Insomnia
Insomnia is trouble falling asleep, staying asleep, or waking too early and not being able to drift off again. Short bouts are common and often pass on their own. When poor sleep lasts three nights a week for three months or more, it is treated as a long-term problem worth addressing, especially when daytime focus, mood, and energy start to suffer.
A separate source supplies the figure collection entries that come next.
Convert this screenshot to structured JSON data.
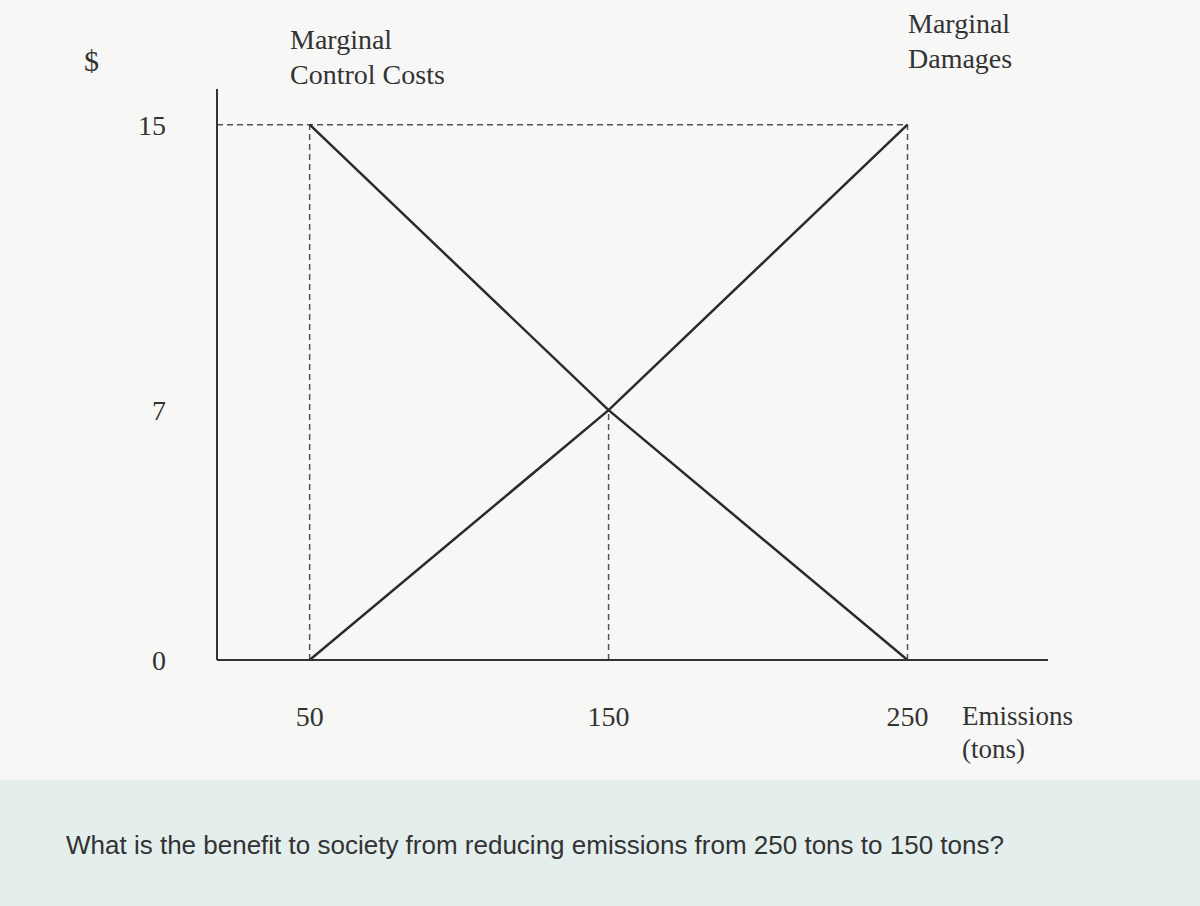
{
  "chart_data": {
    "type": "line",
    "y_label": "$",
    "x_label": "Emissions (tons)",
    "x": [
      50,
      150,
      250
    ],
    "series": [
      {
        "name": "Marginal Control Costs",
        "color": "#2b2b2b",
        "values": [
          15,
          7,
          0
        ]
      },
      {
        "name": "Marginal Damages",
        "color": "#2b2b2b",
        "values": [
          0,
          7,
          15
        ]
      }
    ],
    "xlim": [
      19,
      297
    ],
    "ylim": [
      0,
      16
    ],
    "xticks": [
      50,
      150,
      250
    ],
    "yticks": [
      0,
      7,
      15
    ],
    "grid": false,
    "line_style": "solid"
  },
  "question": "What is the benefit to society from reducing emissions from 250 tons to 150 tons?"
}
Medicines used to treat Insomnia
What causes insomnia
Stress, irregular schedules, and screen time late at night are the usual triggers. Shift work and long-haul travel disrupt the body clock, a frequent issue for expats across Singapore, Hong Kong, and the wider region who cross time zones often. Caffeine, alcohol, and afternoon naps all make it harder to settle. Pain, anxiety, depression, and an overactive thyroid can keep sleep broken too, so persistent insomnia is sometimes a signal to look at what sits underneath it.
How insomnia is treated
Good sleep habits come first: a fixed wake time, a cool dark room, and winding down without screens. Where extra help is needed, melatonin can nudge a shifted body clock back into rhythm and is often used for jet lag and age-related sleep changes. Short-acting sleep aids such as eszopiclone and zaleplon are used for shorter stretches to break a cycle of bad nights. You can see the full range on our sleep management page. Treatment works best alongside the habit changes, not instead of them.
When to see a doctor
See a doctor if insomnia drags on for weeks, if you fall asleep uncontrollably during the day, or if low mood or anxiety is driving the sleeplessness. Loud snoring with gasping or pauses in breathing can point to sleep apnoea, which needs its own assessment.